Last night, a group of ladies from The Crossroads had a "Girls Night Out." They went out to eat at Chic-Fil-A, went to the movies, then went to Starbucks afterwards. From all reports, they had an incredible time. I am so excited to see how our women are really connecting with each other, forming a family, and reaching out to other women in the process.
But what interested me the most was the choice of movie. The ladies went to see My Sister's Keeper. As I understand it, the movie is about a mother who has a daughter with a rare form of leukemia. Her life revolves around meeting her daughter's every need in her battle against cancer. In pursuing treatment for her daughter, she and her husband take the radical step of having another daughter genetically engineered to be the perfect donor for their ailing daughter. There's more to it, but you get the jist of it. Now, I have not seen the movie, and really don't plan to, but from what I can tell, it's what my dad would call a "tear jerker." Several of our ladies confirmed there was a lot of crying throughout the movie.
Now, contrast that with some of the "Guys' Movie Nights" I've been to so far this summer. We have seen Taken (father kicks butt rescuing his daughter from prostitution ring), Star Trek (space battles, fistfights, adventure), Wolverine (guy with claws that extend from his fist and an indestructible skeleton takes on lots of bad guys), Terminator Salvation (John Connor battles in the future to rescue humanity from control of machines), Transformers (super cool cars turn into robots to battle evil robots who are trying to take over the world). We are also eagerly waiting for G.I. Joe: The Rise of Cobra (elite fighting force takes on superterrorists).
So, huge difference in the choice of movies between guys and girls. But the choice of movies is really insightful when it comes to understanding men and women. Our ladies went to see a movie that was high on emotional content and emphasized the value of relationships, two things that are integral to who women are and what they are about. Women tend to be much more connected to their emotions than men. Women have a much greater understanding of emotional expression and enjoy exploring the subtle nuances of emotion. But it is not just raw emotion that is important. It is emotion as it relates to relationships: mothers and daughters, husbands and wives, close friends. Men, if you are going to understand women, you have to understand this emotion/relationship component of who women are.
Now, let's contrast that with men. I can never imagine a group of men going to see a movie that is going to make them cry, that is heavy on emotional content, or that explores the emotional connections within a relationship.

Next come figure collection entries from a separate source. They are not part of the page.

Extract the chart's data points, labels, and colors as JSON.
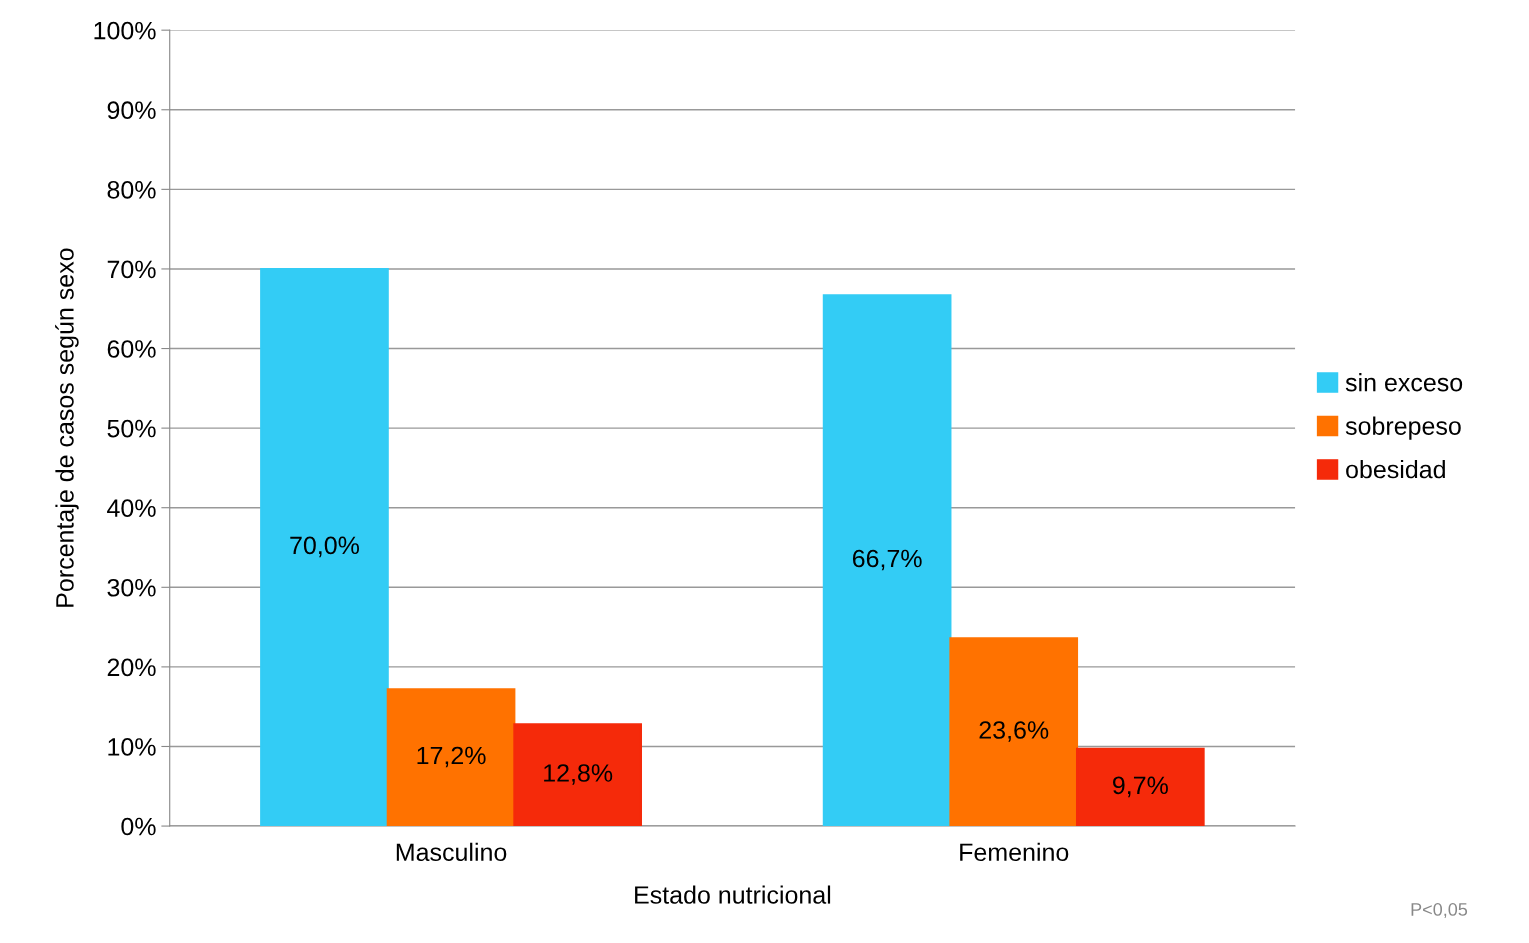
{
  "chart_data": {
    "type": "bar",
    "xlabel": "Estado nutricional",
    "ylabel": "Porcentaje de casos según sexo",
    "categories": [
      "Masculino",
      "Femenino"
    ],
    "series": [
      {
        "name": "sin exceso",
        "color": "#33ccf5",
        "values": [
          70.0,
          66.7
        ],
        "value_labels": [
          "70,0%",
          "66,7%"
        ]
      },
      {
        "name": "sobrepeso",
        "color": "#ff7200",
        "values": [
          17.2,
          23.6
        ],
        "value_labels": [
          "17,2%",
          "23,6%"
        ]
      },
      {
        "name": "obesidad",
        "color": "#f52a0a",
        "values": [
          12.8,
          9.7
        ],
        "value_labels": [
          "12,8%",
          "9,7%"
        ]
      }
    ],
    "ylim": [
      0,
      100
    ],
    "yticks": [
      {
        "value": 0,
        "label": "0%"
      },
      {
        "value": 10,
        "label": "10%"
      },
      {
        "value": 20,
        "label": "20%"
      },
      {
        "value": 30,
        "label": "30%"
      },
      {
        "value": 40,
        "label": "40%"
      },
      {
        "value": 50,
        "label": "50%"
      },
      {
        "value": 60,
        "label": "60%"
      },
      {
        "value": 70,
        "label": "70%"
      },
      {
        "value": 80,
        "label": "80%"
      },
      {
        "value": 90,
        "label": "90%"
      },
      {
        "value": 100,
        "label": "100%"
      }
    ],
    "grid": "y",
    "legend": "right",
    "annotations": [
      "P<0,05"
    ]
  }
}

Men go see movies where there is fighting, where things blow up, where there is cool technology, where there is high suspense. Now, a lot of people (women, be careful here) will make light of men's choice in movies. But to do so is to miss in a fundamental way the incredible heart of a man. What are the common factors in the movies men like? Courage, valor, sacrifice, adventure, integrity, conviction, defending the innocent, pursuing your destiny, fighting for what is right, loyalty (that's a relationship issue, btw) and a host of other similar things. Now, what is common to all these things? They are all issues of character. If women connect to emotion and have a greater capacity for grasping emotion in the context of relationship, men connect with issues of character.
For men, emotion is not the important factor in our decisions and our actions. It is character that counts. What kind of man are you? How are you living from the reality of who you are deep down? What are your core convictions about life? Ladies, if you miss this, if you make light of this, you will fail to grasp what is at the heart of men.
Now, the truth is, we need each other. Men, we need women to help us gain understanding into relationship issues and connecting with the emotion that God has given to us. Women, you need men whose leadership, decision-making, and ability to stand up for his family and what is right are built on a strong sense of character. It's not that either of us are right or wrong about the movies we go see. Movies are simply a reflection of what is really important to us, and understanding what is central to those movies will help you gain access to what is really important to the men or women in your life.